Gut Rumbles
 

December 09, 2003

rats in the basement

When I lived in Kentucky, I saw a lot of homes with earth-walled basements. Usually they had a coal chute leading to the coal bin, where I got my ass whupped more than once for using that chute as a slide and landing in the coal and getting all dirtified the way my daddy looked when he came home from the mine.

But, I digress...

Those earth walls were made of rocks and red clay, and they turned out pretty and smoothe if you wet them down and sculpted them. A lot of people did. The clay hardened like a brick and the rocks helped keep the wall nice and solid. I learned to love the smell of an earthen-walled basement.

But nobody could keep rats from burrowing into the basement. I remember all the rat-tunnels I saw back then and I remember more than once being in somebody's basement and hearing dirt hit the floor. I'd turn around and see a rat poking his head out of a freshly-dug tunnel in the wall.

I don't know if this story is true or not, but I heard my father and my Uncle Virgil tell identical versions, years apart. Several miners got likkered up on moonshine one night and saw a rat stick its head out of a freshly-dug tunnel in somebody's basement. The miners became pissed at the audacity of the rat and decided to get even.
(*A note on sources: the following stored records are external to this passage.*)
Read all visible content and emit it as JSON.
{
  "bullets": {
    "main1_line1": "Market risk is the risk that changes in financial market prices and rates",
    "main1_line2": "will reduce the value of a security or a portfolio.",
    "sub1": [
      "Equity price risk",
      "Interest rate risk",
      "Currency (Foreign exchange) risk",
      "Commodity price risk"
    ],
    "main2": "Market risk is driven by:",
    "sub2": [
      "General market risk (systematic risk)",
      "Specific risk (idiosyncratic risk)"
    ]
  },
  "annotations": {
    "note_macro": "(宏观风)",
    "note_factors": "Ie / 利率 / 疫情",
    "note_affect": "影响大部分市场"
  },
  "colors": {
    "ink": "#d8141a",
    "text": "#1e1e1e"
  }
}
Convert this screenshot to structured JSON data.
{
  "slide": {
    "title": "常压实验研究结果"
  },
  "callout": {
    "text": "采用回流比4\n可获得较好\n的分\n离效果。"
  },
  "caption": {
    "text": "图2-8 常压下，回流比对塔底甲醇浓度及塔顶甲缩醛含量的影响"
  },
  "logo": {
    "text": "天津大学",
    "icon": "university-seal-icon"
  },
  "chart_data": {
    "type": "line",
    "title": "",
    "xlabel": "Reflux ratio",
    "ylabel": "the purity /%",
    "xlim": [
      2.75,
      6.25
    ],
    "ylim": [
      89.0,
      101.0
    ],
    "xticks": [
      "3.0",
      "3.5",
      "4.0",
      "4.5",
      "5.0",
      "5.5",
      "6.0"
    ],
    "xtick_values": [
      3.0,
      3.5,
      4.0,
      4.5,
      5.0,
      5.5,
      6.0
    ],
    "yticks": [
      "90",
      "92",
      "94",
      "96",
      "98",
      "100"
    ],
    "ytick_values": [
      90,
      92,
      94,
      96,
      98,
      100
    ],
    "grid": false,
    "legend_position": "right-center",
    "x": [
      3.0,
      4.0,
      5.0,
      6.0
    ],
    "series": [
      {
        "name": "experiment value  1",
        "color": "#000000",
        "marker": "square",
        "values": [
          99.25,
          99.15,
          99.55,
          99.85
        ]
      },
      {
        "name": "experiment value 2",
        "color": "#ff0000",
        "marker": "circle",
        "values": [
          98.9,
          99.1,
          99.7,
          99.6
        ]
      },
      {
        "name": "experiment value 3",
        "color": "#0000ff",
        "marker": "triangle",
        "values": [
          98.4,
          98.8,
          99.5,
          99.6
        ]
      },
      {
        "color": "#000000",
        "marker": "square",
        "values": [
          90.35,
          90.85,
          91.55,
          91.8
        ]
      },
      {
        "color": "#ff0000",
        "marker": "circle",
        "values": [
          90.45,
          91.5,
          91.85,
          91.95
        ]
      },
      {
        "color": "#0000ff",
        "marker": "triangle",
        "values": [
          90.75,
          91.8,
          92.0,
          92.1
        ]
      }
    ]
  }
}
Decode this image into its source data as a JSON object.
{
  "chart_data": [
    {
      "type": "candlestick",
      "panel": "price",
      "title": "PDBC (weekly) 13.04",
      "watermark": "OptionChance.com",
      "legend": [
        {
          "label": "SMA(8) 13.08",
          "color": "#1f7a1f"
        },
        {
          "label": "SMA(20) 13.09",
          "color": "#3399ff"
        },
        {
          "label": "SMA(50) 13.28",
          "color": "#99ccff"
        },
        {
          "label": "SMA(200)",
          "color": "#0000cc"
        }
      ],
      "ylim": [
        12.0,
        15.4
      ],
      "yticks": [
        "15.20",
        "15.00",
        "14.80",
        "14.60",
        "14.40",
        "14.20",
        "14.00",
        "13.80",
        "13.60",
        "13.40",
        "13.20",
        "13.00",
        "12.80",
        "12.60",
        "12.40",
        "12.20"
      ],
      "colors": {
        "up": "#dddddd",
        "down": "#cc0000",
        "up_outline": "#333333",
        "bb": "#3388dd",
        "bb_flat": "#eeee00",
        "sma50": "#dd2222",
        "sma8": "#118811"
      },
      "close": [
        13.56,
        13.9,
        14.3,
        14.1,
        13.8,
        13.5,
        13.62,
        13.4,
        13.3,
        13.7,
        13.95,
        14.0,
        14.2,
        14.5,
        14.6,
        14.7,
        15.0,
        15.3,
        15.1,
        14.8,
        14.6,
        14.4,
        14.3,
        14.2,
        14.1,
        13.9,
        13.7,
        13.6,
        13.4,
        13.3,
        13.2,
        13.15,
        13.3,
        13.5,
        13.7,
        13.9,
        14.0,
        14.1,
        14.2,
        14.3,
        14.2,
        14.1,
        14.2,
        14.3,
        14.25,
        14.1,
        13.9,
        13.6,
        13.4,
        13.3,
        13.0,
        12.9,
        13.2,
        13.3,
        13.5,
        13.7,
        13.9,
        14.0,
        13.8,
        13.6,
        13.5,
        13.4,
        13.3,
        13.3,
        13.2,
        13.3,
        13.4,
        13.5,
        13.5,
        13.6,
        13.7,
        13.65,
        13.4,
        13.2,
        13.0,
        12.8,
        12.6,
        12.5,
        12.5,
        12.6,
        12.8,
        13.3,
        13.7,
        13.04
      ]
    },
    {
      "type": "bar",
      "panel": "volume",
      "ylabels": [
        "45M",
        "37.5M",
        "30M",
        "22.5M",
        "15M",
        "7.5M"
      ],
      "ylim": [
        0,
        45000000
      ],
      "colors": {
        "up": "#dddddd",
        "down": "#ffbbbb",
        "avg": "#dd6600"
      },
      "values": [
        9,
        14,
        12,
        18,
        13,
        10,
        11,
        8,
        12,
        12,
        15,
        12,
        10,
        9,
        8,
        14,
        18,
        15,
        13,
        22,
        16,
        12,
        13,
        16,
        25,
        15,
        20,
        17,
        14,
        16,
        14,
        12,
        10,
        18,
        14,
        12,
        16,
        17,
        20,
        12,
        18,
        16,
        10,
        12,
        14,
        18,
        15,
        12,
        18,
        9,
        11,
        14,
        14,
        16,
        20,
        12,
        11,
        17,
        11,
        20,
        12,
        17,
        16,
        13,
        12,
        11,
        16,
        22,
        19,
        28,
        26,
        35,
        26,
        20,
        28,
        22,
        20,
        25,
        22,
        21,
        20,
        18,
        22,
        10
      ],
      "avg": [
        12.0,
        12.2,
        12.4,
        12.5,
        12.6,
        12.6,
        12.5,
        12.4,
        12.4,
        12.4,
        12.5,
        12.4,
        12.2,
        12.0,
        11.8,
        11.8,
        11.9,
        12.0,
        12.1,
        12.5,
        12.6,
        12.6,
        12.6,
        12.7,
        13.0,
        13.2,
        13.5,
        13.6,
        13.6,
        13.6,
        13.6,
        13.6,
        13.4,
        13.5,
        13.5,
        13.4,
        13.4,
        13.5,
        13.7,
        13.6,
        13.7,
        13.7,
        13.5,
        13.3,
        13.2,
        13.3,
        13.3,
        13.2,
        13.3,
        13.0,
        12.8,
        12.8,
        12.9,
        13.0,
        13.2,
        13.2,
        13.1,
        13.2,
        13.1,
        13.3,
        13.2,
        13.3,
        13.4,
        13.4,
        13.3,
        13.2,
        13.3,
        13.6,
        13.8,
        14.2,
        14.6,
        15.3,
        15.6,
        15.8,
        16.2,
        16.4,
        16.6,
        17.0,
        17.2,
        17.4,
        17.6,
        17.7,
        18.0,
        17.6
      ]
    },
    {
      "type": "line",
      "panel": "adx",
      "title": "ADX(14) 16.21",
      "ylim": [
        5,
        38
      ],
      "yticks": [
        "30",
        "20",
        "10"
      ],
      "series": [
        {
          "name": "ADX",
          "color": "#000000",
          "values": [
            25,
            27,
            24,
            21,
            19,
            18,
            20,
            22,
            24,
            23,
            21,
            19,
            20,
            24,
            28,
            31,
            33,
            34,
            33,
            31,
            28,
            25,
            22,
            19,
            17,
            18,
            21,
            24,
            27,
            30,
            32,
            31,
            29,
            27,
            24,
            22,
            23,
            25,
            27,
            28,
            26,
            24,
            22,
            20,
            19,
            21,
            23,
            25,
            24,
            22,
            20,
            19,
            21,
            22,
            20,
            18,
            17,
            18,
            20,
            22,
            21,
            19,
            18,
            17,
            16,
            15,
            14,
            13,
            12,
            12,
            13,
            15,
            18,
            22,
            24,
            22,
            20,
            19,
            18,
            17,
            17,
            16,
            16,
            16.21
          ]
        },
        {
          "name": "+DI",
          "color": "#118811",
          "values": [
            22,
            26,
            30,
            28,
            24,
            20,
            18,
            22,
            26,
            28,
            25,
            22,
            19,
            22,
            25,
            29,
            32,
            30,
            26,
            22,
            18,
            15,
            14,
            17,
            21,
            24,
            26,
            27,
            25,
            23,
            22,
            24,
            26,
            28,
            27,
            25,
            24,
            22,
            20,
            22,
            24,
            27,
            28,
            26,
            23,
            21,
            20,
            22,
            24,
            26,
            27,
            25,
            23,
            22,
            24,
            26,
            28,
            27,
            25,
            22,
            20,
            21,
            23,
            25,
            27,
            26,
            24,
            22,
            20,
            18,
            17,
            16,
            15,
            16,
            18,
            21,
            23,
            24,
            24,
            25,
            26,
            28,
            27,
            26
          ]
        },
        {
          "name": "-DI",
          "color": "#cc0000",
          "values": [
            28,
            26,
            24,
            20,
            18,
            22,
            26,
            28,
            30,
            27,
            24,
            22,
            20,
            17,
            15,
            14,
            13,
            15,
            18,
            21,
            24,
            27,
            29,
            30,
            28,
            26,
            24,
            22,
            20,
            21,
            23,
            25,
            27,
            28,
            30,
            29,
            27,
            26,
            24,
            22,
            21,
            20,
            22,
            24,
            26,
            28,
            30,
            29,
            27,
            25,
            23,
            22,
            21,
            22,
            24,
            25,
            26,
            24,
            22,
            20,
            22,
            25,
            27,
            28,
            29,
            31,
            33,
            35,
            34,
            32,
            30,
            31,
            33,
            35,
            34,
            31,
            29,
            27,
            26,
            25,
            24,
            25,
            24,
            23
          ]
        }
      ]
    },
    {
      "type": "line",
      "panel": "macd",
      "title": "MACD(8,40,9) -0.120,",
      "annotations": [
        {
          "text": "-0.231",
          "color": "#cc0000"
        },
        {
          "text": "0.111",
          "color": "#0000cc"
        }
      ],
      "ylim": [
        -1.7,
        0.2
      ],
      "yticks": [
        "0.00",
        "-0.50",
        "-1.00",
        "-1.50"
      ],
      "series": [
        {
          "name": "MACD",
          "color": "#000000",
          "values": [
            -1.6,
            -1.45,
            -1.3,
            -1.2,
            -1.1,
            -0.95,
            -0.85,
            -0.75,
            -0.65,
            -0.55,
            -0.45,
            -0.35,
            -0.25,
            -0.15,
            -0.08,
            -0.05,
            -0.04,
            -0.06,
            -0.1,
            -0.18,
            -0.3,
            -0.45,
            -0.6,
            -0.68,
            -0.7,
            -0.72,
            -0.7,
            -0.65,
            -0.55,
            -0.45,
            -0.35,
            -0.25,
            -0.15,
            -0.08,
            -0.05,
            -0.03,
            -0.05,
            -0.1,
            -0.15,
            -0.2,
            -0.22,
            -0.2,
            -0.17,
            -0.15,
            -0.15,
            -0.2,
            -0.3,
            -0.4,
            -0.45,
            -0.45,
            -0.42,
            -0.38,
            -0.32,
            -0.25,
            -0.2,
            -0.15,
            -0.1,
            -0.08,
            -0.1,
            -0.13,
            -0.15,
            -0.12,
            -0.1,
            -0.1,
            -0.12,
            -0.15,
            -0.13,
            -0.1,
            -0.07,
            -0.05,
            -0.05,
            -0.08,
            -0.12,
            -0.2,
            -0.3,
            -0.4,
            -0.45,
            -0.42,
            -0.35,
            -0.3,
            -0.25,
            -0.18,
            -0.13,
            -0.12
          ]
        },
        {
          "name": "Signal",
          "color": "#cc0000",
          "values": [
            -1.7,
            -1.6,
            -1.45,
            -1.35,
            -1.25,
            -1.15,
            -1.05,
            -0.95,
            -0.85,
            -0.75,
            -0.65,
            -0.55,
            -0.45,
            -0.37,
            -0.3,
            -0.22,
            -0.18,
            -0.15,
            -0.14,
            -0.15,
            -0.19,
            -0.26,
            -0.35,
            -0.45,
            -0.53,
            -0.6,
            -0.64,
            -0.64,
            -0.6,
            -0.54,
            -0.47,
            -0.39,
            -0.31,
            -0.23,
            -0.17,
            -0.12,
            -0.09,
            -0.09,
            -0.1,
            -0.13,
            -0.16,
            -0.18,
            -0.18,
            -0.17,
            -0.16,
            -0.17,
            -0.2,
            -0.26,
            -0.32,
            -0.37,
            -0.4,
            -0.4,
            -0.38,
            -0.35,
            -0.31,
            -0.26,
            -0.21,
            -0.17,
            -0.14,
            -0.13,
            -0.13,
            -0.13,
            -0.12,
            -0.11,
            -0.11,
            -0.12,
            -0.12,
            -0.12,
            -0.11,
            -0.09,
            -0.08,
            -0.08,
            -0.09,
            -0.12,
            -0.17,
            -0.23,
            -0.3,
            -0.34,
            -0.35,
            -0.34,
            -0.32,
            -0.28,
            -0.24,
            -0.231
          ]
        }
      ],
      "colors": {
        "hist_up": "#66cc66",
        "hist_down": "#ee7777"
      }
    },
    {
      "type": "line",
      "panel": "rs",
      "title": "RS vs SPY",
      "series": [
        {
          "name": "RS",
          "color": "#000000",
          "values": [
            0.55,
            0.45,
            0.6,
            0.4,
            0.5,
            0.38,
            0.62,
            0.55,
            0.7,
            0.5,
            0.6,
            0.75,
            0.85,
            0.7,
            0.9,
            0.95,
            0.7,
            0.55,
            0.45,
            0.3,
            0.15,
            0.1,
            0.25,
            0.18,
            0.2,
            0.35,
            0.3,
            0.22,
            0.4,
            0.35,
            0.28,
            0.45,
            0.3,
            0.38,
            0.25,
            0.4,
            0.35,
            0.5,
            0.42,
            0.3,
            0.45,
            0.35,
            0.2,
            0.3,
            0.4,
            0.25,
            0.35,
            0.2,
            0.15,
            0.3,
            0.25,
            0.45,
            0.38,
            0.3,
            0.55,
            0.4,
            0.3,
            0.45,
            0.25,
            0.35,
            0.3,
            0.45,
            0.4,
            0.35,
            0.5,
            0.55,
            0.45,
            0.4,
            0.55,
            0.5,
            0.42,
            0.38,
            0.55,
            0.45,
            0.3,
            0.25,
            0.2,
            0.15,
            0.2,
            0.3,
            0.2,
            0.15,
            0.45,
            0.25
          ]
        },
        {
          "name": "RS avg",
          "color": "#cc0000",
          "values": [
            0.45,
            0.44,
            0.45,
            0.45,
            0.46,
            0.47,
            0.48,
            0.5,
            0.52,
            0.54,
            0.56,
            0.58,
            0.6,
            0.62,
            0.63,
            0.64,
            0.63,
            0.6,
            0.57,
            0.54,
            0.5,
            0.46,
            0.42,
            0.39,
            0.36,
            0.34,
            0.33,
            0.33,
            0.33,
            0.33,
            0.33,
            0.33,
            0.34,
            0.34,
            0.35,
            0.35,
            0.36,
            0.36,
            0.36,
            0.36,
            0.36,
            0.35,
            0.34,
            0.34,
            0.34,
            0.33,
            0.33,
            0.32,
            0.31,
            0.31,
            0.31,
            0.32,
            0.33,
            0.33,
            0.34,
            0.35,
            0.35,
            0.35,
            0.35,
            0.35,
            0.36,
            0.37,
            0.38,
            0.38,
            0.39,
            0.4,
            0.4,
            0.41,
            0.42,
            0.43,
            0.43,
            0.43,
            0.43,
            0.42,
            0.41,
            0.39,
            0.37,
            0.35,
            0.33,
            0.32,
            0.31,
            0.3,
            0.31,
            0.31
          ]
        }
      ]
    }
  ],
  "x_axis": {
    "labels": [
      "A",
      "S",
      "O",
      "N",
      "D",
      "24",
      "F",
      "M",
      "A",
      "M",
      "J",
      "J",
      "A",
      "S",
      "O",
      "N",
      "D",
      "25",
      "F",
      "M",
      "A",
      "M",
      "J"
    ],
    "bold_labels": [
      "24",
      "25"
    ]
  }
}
They put together some dynamite (which was always readily available in a coal mining camp), hooked it up to a long fuse and shoved it as far as they could down the rat-hole. Then, they lit the fuse.

When the explosion occurred, it blew six outhouses right off their foundations. The rat tunnels were all inter-connected to the outhouses in the camp and the tunnels were filled with methane gas. That crap-gas went up in a blue flame that lit up the mountains. It made a noise louder than coal-trains coupling in the switchyard. People had fire and brimstone flying out of their basement walls. Rats with their asses on fire went running everywhere in the night. The Sheriff woke up and reached for his pistol. Widow wimmen pissed their beds. Little children started crying in fear.

According to local lore, no one ever confessed to setting off the dynamite that night, but everybody had a pretty good idea about who did it. They kept their mouths shut, however, and they never were arrested. Nobody got hurt, so the investigation was short and sweet, then forgotten.

I'm just glad that I wasn't sitting in one of those outhouses that night.

Comments

This one has got to be put in the book. When my Daddy was a little boy they had an outhouse and one day the chickens got stuck in it. My Daddy not knowing the depth thought he'd save the day. He always claimed to be the black sheep of the family and needed some attention. There were 12 of yours, mine, and ours. He got it alright. He was shoulder deep in shit. I always loved to hear my Daddy tell that story. I'm still laughing.

Posted by: Lexia on December 9, 2003 11:42 AM

Rats with their asses on fire went running everywhere in the night. The Sheriff woke up and reached for his pistol. Widow wimmen pissed their beds. Little children started crying in fear.

Didn't the same thing happen at the Georgia Blogmeet?

Just wondering.

Jim
Sloop New Dawn
Galveston, TX

Posted by: Jim on December 9, 2003 12:36 PM

Hee Hee! Thanks for the much-needed guffaw, this story just made my day a little better. I nearly shot my swig of sweet tea out my nose when I pictured a bunch of rats running around on fire.

Posted by: Paul G on December 9, 2003 02:09 PM

Paul! What are you doing here???!! I thought I told you that you're not supposed to be reading Acidhead's blog! It'll corrupt your fine young mind...well, whatever college didn't already corrupt.

And, even worse, A-man's a BULLDOG!

-Mom

Posted by: Joan of Argghh! on December 9, 2003 02:37 PM

Is this the genesis of the term "Shithouse Rat"?

Posted by: "Ralphy" on December 9, 2003 04:59 PM

acidman, PLEASE hurry and write your book!! you have a gift, my man,a gift!!!

Posted by: mikeymom on December 9, 2003 05:49 PM

Effective writing. I laughed out loud.

Posted by: Key on December 9, 2003 05:52 PM

This sounded so much like a real story my dad would have told. My dad was a teenager during the depression and didn't serve in WWII only because he was blinded in one eye in an accident on the B&O Railroad in West Virginia. I actually know what it's like to visit family who only had outhouses and no real indoor plumbing.

What a great story Acidman.

Posted by: Commander Will on December 9, 2003 06:19 PM

Oh my. I needed that. That was so funny. Thank you.

Posted by: Wichi Dude on December 9, 2003 06:50 PM

I rarely comment, but gotdam that was funny.

Posted by: Cinciphil on December 9, 2003 06:56 PM

Ah, yes, dynamite stories. Anyone ever gone fishing with "Hercules night crawlers" or "DuPont dry flies"? Just a punch line to one: "Did you come to talk; or fish?"

Posted by: Justthisguy on December 9, 2003 07:43 PM

I really believe that I just posted a true story.